Were pulp readers more likely to be rejected suitors? Did pulp fiction cater to their fantasies of revenge on romantic rivals? Stories like Ed Earl Repp's "The Law Stops at Cactus City!" (Big-Book Western Magazine, June 1947) make me wonder. Repp started out as a science fiction specialist in the late 1920s, but by World War II he was writing westerns almost exclusively. "Cactus City" was one of only five stories he published in 1947; three of them were for Big-Book, one of Popular Publications' many western monthlies. The setup is simple: some time ago, Johnny Neill had been prematurely accused of murder -- the man he shot recovered -- and was run out of Cactus City. He returns bitterly after four years to entertain an offer from gambler Oliver Garand to help him take over the town. Garand wants Neill to kill the new sheriff, Vern Tyson, who's ordered him to shut down his crooked layouts and stop rolling drunks. The gambler assumes that Neill will be motivated by the fact that Tyson has married Johnny's old girlfriend, Dorothy Miller. Tyson is a model of an unworthy husband and lawman.
Vern Tyson, second-rate lawyer, had always fancied himself another Abe Lincoln, and Johnny had to admit that the man's emulation of the late president was complete, down to trimmed beard and soft, flat button shoes.
Tyson lacks Lincoln's fighting prowess, however. More importantly, he lacks "sand," that intangible quality that allows an outnumbered man to enforce law and impose order through force of personality. He wavers from neglect of crime to excessive enforcement, never knowing when to let things slide, ultimately preferring to depend on overwhelming force. His idea of cleaning up Cactus City involves calling in a detachment of Texas Rangers, not realizing that doing so "would make him the laughing stock of town, a political buffoon destined to failure in anything he later attempted." Recognizing Tyson's inadequacy, Dorothy's father, who had helped run Neill out of town, now urges Johnny to stay on as marshal.

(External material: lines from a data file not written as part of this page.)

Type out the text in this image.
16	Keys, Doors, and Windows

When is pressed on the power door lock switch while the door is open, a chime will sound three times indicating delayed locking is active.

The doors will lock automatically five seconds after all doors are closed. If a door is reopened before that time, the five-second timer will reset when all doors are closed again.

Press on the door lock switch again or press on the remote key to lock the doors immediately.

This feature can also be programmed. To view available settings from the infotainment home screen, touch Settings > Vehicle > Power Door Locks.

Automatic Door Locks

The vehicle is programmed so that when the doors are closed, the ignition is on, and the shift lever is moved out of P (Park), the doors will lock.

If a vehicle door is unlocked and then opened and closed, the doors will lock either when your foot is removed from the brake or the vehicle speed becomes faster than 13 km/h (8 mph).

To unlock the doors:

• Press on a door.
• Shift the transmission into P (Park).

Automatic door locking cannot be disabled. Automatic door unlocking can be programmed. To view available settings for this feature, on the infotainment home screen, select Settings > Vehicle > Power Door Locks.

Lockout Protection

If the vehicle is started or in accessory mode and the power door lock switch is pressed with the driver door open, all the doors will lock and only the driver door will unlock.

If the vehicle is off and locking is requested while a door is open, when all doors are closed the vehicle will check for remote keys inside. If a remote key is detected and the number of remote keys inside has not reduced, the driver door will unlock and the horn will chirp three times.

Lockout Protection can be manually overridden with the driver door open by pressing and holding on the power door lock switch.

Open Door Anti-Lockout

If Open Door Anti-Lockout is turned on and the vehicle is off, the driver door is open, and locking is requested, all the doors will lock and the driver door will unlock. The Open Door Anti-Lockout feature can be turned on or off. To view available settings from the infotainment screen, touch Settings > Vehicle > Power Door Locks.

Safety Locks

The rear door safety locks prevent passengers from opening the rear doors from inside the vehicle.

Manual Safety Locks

He's reluctant at first, but seeing the miserable life Dorothy leads as Mrs. Tyson -- she lives in the jailhouse -- and learning that Garand has designs on her himself, Johnny decides to wear the marshal's star, putting him on a collision course with both Garand and Tyson. Poor Tyson has the deck stacked against him by a higher power; his death is a foregone conclusion, as is Dorothy's reunion with Johnny after the requisite kidnappings and gunplay. Tyson at least dies honorably, albeit foolishly, charging into a fusillade in a brainless attempt to rescue Dorothy from Garand's clutches, while Johnny prevails with stealth and a sure gun hand. Still, he exists only to be dispensed with, and that makes the whole story seem more contrived than normal. It wouldn't bother regular readers, I suppose, if that's what they wanted to see. Did they want to see it that badly? The number of times such a story was told in pulp westerns might answer the question one way or another.